Epithelial Na, K-ATPase expression is down-regulated in canine prostate cancer; a possible consequence of metabolic transformation in the process of prostate malignancy

Ali Mobasheri¹ , Richard Fox² , Iain Evans¹ , Fay Cullingham¹ , Pablo Martín-Vasallo³ and Christopher S Foster⁴

¹Molecular Pathogenesis Research Group, Department of Veterinary Preclinical Sciences, Faculty of Veterinary Science, University of Liverpool, Liverpool L69 7ZJ, United Kingdom

²Department of Veterinary Pathology, Faculty of Veterinary Science, University of Liverpool, Liverpool L69 7ZJ, United Kingdom

³Labratorio de Biología del Desarollo, Departamento de Bioquímica y Biología Molecular, Universidad de La Laguna, 38201 La Laguna, Tenerife, Spain

⁴Department of Cellular and Molecular Pathology, Faculty of Medicine, University of Liverpool, Liverpool L69 3GA, United Kingdom

author email corresponding author email

Cancer Cell International 2003, 3:8doi:10.1186/1475-2867-3-8


Published:	13 June 2003

Abstract

Background

An important physiological function of the normal prostate gland is the synthesis and secretion of a citrate rich prostatic fluid. In prostate cancer, citrate production levels are reduced as a result of altered cellular metabolism and bioenergetics. Na, K-ATPase is essential for citrate production since the inward Na⁺gradients it generates are utilized for the Na⁺dependent uptake of aspartate, a major substrate for citrate synthesis. The objective of this study was to compare the expression of previously identified Na, K-ATPase isoforms in normal canine prostate, benign prostatic hyperplasia (BPH) and prostatic adenocarcinoma (PCa) using immunohistochemistry in order to determine whether reduced citrate levels in PCa are also accompanied by changes in Na, K-ATPase expression.

Results

Expression of Na, K-ATPase α1 and β1 isoforms was observed in the lateral and basolateral plasma membrane domains of prostatic epithelial cells in normal and BPH prostates.

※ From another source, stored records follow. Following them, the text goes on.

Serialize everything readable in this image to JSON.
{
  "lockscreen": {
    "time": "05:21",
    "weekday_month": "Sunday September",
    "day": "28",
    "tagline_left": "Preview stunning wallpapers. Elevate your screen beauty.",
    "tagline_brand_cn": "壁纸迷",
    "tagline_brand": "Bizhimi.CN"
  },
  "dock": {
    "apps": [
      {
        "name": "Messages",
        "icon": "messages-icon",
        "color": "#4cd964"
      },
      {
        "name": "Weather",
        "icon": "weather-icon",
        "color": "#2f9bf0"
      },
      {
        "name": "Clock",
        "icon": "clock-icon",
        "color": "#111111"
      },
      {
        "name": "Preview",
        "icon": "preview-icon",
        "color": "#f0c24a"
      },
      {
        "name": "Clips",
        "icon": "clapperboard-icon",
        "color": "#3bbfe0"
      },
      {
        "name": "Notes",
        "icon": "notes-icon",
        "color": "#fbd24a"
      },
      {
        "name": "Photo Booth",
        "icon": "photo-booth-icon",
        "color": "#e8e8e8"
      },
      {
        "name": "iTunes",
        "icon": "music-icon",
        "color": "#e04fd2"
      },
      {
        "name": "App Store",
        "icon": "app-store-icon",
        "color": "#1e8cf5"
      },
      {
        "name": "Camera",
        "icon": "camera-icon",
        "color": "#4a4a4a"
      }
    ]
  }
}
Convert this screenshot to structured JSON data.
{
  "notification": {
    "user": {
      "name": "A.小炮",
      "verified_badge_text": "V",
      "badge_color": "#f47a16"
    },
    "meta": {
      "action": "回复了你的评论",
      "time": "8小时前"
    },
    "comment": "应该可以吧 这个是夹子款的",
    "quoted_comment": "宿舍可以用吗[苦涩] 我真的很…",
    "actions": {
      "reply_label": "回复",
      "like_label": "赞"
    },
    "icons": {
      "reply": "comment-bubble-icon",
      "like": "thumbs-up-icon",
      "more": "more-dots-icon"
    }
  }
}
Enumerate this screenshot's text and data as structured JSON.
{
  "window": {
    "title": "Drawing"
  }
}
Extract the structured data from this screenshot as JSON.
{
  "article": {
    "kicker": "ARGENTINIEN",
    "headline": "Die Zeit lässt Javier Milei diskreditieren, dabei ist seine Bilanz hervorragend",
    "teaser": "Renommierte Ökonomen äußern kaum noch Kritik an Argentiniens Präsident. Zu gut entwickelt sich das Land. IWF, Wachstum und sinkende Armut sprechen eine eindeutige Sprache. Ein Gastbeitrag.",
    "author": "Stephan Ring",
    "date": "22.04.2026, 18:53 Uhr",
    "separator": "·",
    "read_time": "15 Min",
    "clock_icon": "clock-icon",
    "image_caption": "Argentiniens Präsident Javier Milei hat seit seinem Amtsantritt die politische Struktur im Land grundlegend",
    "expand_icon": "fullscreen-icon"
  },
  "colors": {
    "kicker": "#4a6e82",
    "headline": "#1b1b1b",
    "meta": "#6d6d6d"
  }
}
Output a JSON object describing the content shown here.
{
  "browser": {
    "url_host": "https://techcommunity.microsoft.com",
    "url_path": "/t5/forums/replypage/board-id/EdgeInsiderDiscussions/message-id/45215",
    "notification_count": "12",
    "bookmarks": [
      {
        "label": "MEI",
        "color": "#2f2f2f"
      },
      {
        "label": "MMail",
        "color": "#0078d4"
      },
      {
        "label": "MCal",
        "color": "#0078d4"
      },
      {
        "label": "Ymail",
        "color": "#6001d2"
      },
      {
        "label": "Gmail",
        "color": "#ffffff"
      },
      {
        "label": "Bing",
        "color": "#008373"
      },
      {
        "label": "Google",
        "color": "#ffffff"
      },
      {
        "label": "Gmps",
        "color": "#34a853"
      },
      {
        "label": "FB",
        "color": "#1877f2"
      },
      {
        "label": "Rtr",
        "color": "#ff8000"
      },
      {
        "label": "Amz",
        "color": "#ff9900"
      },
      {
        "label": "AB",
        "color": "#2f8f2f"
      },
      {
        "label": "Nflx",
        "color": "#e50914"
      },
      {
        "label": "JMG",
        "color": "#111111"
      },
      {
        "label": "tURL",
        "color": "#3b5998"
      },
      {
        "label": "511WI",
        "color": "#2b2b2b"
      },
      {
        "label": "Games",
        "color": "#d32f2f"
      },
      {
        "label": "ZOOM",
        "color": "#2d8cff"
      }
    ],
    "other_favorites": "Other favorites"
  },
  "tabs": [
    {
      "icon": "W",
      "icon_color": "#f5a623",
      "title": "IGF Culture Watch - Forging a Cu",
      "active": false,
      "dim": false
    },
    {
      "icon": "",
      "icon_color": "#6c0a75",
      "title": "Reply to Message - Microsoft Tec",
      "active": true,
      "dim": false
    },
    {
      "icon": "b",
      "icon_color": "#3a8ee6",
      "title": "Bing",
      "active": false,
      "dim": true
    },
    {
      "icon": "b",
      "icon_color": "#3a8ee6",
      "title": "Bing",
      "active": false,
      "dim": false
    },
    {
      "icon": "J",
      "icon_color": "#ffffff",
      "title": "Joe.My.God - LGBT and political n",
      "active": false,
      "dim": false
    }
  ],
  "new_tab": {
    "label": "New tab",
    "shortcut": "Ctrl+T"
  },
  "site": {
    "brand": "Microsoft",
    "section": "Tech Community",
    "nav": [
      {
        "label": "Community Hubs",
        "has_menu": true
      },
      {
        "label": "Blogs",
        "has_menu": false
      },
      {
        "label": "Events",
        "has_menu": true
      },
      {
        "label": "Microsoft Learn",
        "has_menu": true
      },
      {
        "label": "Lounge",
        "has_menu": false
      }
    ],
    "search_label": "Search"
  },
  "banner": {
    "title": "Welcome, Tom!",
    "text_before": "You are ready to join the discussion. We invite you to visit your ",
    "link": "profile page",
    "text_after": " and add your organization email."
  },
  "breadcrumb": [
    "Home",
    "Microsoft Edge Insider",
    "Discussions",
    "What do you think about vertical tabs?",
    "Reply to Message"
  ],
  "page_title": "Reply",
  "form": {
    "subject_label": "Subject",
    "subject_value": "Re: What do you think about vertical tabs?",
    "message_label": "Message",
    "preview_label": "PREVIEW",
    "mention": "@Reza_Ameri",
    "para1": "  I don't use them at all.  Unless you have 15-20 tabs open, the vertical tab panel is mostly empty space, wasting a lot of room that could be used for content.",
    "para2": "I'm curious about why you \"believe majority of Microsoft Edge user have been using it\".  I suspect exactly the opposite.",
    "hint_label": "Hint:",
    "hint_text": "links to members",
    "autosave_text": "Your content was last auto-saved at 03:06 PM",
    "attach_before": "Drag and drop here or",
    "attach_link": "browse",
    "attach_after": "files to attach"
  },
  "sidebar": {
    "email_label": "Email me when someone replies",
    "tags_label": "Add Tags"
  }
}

Canine kidney was used as positive control for expression of Na, K-ATPase α1 and γ isoforms. The α1 isoform was detected in abundance in prostatic epithelial cells but there was no evidence of α2, α3 or γ subunit expression. In advanced PCa, Na, K-ATPase α1 isoform expression was significantly lower compared to normal and BPH glands. The abundant basolateral immunostaining observed in normal and BPH tissue was significantly attenuated in PCa.

Conclusion

The loss of epithelial structure and function and the transformation of normal epithelial cells to malignant cells in the canine prostate have important implications for cellular metabolism and are accompanied by a down regulation of Na, K-ATPase.